Well then the answer for 2 should have been $1!=1$ and not 2. So, we also have to count empty spaces for nodes.

So, we get an idea of $(children+1)!$. Remember we're not looking at the whole thing until now, node and it's children.

So for 1, we have 2 children, thus $(2+1)! = 3! = 6$ ways. Well yes, but actually no.

The point where we're taking all children to one side, is wrong actually.

Looking at some bad sketches:

Aren't they both representing the same structure? Yes. So, we remove ways 1 and 3 (and their 2 copies). So we get only two options for node 1:

1. 2 on the left of 1, and 3 on the right
2. 3 on the left of 1, and 3 on the right

So actually we're using $children!$ here. So, was our $(children + 1)!$ wrong? Well actually no.

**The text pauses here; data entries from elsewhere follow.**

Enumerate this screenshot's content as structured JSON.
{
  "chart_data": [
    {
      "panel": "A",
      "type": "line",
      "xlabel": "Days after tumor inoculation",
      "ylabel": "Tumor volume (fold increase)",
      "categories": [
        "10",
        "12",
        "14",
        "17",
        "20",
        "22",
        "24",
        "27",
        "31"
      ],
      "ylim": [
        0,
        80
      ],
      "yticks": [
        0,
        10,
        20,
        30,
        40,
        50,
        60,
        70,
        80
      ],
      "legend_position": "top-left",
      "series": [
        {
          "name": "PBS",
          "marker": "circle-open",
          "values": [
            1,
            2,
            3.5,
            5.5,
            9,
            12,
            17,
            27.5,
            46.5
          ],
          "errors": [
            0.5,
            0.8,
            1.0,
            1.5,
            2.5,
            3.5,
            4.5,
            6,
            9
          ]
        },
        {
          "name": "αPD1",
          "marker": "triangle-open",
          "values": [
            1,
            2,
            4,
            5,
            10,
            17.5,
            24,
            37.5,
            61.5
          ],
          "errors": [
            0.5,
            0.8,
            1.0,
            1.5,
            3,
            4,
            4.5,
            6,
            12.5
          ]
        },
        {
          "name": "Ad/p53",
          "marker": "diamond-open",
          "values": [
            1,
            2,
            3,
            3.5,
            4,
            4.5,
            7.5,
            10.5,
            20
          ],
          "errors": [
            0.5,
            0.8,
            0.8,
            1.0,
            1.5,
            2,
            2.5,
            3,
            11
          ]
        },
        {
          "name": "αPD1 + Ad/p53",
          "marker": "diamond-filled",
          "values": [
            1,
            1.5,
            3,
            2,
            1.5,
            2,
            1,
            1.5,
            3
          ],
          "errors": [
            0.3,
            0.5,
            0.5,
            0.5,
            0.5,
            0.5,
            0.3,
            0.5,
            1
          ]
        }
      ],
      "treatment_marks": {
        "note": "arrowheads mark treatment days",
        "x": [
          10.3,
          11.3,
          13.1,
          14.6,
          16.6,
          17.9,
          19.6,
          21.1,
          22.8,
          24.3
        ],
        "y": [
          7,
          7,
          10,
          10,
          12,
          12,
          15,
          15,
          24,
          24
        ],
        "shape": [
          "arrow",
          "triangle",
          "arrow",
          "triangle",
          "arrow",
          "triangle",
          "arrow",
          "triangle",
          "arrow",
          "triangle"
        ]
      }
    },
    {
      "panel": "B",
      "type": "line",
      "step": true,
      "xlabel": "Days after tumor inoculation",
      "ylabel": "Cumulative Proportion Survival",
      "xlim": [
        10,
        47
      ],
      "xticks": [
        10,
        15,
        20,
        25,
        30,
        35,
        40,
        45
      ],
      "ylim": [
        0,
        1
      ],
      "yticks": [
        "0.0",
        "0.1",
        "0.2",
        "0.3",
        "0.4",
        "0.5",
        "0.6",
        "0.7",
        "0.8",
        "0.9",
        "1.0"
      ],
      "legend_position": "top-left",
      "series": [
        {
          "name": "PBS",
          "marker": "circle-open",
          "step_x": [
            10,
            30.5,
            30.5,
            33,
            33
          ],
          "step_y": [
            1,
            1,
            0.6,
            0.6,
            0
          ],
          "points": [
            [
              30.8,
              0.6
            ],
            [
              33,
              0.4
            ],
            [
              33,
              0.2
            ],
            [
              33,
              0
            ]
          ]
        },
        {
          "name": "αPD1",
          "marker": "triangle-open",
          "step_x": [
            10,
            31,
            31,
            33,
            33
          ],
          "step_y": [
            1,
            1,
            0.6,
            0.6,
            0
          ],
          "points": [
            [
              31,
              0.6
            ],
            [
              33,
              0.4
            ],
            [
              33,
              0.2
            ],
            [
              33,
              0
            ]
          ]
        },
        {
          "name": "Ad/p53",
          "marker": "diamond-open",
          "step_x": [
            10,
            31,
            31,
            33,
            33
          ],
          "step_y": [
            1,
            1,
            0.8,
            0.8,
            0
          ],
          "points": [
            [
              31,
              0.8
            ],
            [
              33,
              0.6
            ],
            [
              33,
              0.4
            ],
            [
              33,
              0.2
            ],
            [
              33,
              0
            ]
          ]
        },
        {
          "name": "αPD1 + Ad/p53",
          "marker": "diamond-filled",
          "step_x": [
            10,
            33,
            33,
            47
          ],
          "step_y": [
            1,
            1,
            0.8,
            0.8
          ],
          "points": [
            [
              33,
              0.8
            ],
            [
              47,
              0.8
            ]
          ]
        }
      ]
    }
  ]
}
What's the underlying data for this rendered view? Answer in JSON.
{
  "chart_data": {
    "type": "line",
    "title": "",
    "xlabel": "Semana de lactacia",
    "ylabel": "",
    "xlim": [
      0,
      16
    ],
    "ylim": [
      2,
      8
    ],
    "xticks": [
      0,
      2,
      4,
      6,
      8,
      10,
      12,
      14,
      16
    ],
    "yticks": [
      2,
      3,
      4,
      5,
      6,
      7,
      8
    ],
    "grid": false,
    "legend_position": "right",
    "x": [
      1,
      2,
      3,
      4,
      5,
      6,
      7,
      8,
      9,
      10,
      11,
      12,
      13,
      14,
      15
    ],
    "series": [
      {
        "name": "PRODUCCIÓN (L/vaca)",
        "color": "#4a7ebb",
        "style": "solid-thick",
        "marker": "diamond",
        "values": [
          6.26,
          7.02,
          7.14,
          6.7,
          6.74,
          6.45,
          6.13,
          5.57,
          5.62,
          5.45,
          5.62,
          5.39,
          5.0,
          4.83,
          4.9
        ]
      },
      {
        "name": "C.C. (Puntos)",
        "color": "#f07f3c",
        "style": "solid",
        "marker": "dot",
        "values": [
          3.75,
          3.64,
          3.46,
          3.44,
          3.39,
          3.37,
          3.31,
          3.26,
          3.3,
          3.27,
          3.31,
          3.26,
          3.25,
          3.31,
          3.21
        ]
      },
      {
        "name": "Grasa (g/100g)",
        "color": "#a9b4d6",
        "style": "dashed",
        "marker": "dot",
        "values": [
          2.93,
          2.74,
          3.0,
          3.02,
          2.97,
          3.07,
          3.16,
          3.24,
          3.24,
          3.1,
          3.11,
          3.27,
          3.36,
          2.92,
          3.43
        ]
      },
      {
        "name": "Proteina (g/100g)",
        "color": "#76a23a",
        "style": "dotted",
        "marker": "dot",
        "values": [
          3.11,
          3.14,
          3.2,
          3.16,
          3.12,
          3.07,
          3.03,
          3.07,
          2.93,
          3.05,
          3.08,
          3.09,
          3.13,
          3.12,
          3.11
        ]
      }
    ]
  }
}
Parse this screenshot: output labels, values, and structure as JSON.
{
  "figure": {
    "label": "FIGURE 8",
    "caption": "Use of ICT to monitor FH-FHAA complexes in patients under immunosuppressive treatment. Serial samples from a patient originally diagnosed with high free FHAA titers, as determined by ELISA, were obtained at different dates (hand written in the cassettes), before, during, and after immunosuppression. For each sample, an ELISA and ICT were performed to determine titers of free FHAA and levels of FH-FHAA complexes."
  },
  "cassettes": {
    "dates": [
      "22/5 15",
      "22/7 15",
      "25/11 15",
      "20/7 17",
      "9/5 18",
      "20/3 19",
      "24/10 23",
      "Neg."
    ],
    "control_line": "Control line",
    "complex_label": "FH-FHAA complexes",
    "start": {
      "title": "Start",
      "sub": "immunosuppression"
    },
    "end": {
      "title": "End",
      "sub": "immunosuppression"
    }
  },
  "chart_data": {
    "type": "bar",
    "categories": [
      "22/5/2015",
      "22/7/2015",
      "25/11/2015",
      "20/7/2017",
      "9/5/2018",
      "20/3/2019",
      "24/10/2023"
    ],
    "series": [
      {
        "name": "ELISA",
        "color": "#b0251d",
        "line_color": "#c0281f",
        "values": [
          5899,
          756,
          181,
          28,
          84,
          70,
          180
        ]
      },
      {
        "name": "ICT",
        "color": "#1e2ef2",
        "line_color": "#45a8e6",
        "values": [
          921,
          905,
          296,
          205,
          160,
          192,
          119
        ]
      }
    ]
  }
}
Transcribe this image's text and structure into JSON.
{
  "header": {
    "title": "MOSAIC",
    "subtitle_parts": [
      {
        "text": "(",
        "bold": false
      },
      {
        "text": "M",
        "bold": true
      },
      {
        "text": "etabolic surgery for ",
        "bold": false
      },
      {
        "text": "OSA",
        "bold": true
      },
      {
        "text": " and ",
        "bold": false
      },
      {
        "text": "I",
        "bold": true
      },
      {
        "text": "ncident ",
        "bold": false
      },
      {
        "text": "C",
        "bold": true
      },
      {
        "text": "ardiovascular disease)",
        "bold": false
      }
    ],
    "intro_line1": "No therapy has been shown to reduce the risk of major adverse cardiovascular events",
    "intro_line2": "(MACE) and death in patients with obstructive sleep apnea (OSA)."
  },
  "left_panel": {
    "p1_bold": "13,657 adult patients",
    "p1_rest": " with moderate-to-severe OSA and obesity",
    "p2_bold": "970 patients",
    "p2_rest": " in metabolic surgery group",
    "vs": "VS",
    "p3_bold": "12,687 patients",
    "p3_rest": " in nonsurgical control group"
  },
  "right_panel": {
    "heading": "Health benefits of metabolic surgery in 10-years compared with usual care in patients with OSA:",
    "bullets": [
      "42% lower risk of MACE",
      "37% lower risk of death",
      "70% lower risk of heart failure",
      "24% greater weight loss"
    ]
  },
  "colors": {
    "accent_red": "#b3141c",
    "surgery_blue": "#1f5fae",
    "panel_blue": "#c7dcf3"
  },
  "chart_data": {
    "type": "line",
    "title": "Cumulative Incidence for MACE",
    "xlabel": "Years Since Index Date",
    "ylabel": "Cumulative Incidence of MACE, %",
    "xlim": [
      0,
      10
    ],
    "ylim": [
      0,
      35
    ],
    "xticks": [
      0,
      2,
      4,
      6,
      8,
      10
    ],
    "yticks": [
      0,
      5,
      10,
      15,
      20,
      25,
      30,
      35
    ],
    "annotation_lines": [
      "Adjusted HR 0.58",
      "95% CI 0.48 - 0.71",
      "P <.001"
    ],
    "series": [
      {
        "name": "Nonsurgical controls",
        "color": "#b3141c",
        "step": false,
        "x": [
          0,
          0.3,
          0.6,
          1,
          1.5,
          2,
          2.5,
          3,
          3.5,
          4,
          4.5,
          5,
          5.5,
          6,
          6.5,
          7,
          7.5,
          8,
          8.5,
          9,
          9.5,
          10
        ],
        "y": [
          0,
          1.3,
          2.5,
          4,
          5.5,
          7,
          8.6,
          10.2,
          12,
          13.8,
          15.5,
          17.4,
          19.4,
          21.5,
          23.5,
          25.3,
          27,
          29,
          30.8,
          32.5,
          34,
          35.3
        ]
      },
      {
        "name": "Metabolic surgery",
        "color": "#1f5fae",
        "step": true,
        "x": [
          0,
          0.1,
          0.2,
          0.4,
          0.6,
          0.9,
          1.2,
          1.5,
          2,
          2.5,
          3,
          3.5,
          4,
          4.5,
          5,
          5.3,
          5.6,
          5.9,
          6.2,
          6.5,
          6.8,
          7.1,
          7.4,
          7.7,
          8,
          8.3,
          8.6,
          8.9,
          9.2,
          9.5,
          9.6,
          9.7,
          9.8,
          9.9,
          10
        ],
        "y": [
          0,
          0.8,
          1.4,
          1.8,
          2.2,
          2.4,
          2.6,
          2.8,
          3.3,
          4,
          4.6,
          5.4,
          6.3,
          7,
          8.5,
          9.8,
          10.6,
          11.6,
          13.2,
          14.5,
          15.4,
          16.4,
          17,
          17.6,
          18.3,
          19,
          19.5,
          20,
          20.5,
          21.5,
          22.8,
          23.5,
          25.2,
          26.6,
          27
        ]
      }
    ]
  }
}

An empty space matters when you have a parent. It gives some structural difference. But it doesn't matter if you don't have a parent. So for the root, we have $(children)!$, and for others we have $(children+1)!$.

So what now?

Since these options are mutually independent, they have to be multiplied with each other. Thus all you have to do is multiply all these and you've the answer.

One more thing to do. Now you've got the total number of different structures. But do notice that each structure is present $n$ times. The ordering is the same, but they've just rotated it. So, you have to multiply your answer by $n$ too in the end.

Do not forget to do the MOD though.

Here is my submission. I hope this helps.

• +4

 » 11 months ago, # |   +3 Awesome Explaination!!